A little helping hand can put an upswing into a down-luck Christmas, writes Islander columnist Becky Fox Marshall. Read her column below….
Here’s a holiday riddle for you – what community group can you belong to, fail to show up for two years and yet miss only two meetings?
Or … what community group is 59 years old and few people have even heard about, but manages to ensure that more than 400 children and adults with whom we share this island have food and gifts for Christmas?
It’s the Bainbridge Committee, and its “child,” the Katy Warner Christmas Fund. And it’s that time of year again.
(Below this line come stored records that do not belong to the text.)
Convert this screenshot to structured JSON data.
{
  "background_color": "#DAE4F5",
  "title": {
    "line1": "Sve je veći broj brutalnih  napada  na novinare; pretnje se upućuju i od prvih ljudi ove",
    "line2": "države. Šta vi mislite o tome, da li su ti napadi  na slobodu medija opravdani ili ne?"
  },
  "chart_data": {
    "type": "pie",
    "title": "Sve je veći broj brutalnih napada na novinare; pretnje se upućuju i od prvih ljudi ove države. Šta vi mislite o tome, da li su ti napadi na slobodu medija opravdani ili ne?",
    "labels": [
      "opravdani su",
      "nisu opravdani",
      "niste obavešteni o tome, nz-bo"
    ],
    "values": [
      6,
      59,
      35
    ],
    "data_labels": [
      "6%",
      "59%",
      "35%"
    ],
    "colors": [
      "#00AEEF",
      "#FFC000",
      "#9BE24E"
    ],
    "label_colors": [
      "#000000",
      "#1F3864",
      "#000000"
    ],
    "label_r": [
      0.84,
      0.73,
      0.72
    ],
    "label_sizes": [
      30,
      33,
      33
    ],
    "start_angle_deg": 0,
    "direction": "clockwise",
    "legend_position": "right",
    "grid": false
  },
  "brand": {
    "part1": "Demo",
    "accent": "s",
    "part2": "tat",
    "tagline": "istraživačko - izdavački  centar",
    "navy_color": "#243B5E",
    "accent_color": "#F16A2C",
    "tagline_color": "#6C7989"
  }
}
But I’m getting ahead of myself.
I belong to the Bainbridge Committee and because of commuting and my proclivity for being a bit of a slacker, I didn’t show up throughout 2006 and 2007. Or maybe it was 2005 and 2006. Regardless, I showed up at a meeting last month – and expressed by sincere apologies for being gone for two years. The good news was that I only missed two meetings.
The bad news is that the Bainbridge Committee is the victim of
its own quiet way of operating in the background – because it needs
money, and it needs people who want to step in and keep it
going.
Talk about your low-maintenance community work. Talk about an
easy way to give back. We’re talking one, sometimes two, meetings a
year.
It works like this – all year, the Bainbridge Committee provides
funds for one-time emergency help for island families in need. It
might be paying a phone bill, or ferry tickets to get to a job
interview, an electric bill, or a new pair of eyeglasses. It’s a
quick hand in dire need, and we depend on Helpline House to
disburse that money based on that organization’s deep knowledge of
where the help is needed.
We get the money for those things through the annual Bainbridge
Foundation One Call For All fund drive.
The loudest we ever get is over the holidays, when we conduct our annual Katy Warner Christmas Fund drive, in which people and children donate whatever they can from Thanksgiving through New Years.
You’ll see our collection boxes at American Marine Bank, Walt’s Market at Lynwood Center and the Review on Day Road. Or you can mail them to: PO Box 10354, Bainbridge Island WA 98110.
The drive culminates in a Christmas Shop where food vouchers and gift certificates are distributed to families and households in need who have preregistered through Helpline House.
Last year, 152 households representing 190 children and 248 adults used the Christmas Shop held on the Helpline campus over two early December Days. This year, the Christmas Shop will operate Dec. 10 and 11.
At this Christmas Shop, families can get $20 gift certificates for on- and off-island merchants – deliberately chosen to appeal to children 0-18 years old; $7 book certificates to the always generous and enthusiastic supporter Eagle Harbor Books for kids up to 11, and blanket sleepers for babies and toddlers. Also $25 food vouchers are available – one for each household member.
Last year, we distributed nearly $11,000 in food vouchers, $3,800 in gift certificates, $180 worth of pajamas, for a total of nearly $15,000. And we anticipate the need this year will be greater than ever. We need great support from the community, which is hard to get when you’re not jumping up and down about it.
The Christmas Fund was the brainchild of my personal hero, the late editor Walt Woodward, who simply wanted to be sure that “islanders down on their luck” had a shot at a merry Christmas. Since then, the Christmas Fund and its parent the Bainbridge Committee have quietly and consistently helped hundreds of islanders every year.
So if you are looking for some way you, too, can ensure your neighbors who are down on their luck have a good Christmas, donate whatever you can. And, if you’re looking for a way to ensure this tradition lives on, email me at editorfox@hotmail.com and become a committee member (because honestly, with a couple of exceptions, there wasn’t a spring chicken to be found around the table at that last meeting, and they’d all agree!). The meetings aren’t tedious, either. We almost got kicked out of the library one year for being rambunctious. Honest!
So pay it, and it pays itself forward. Trust me on this. Merry Christmas.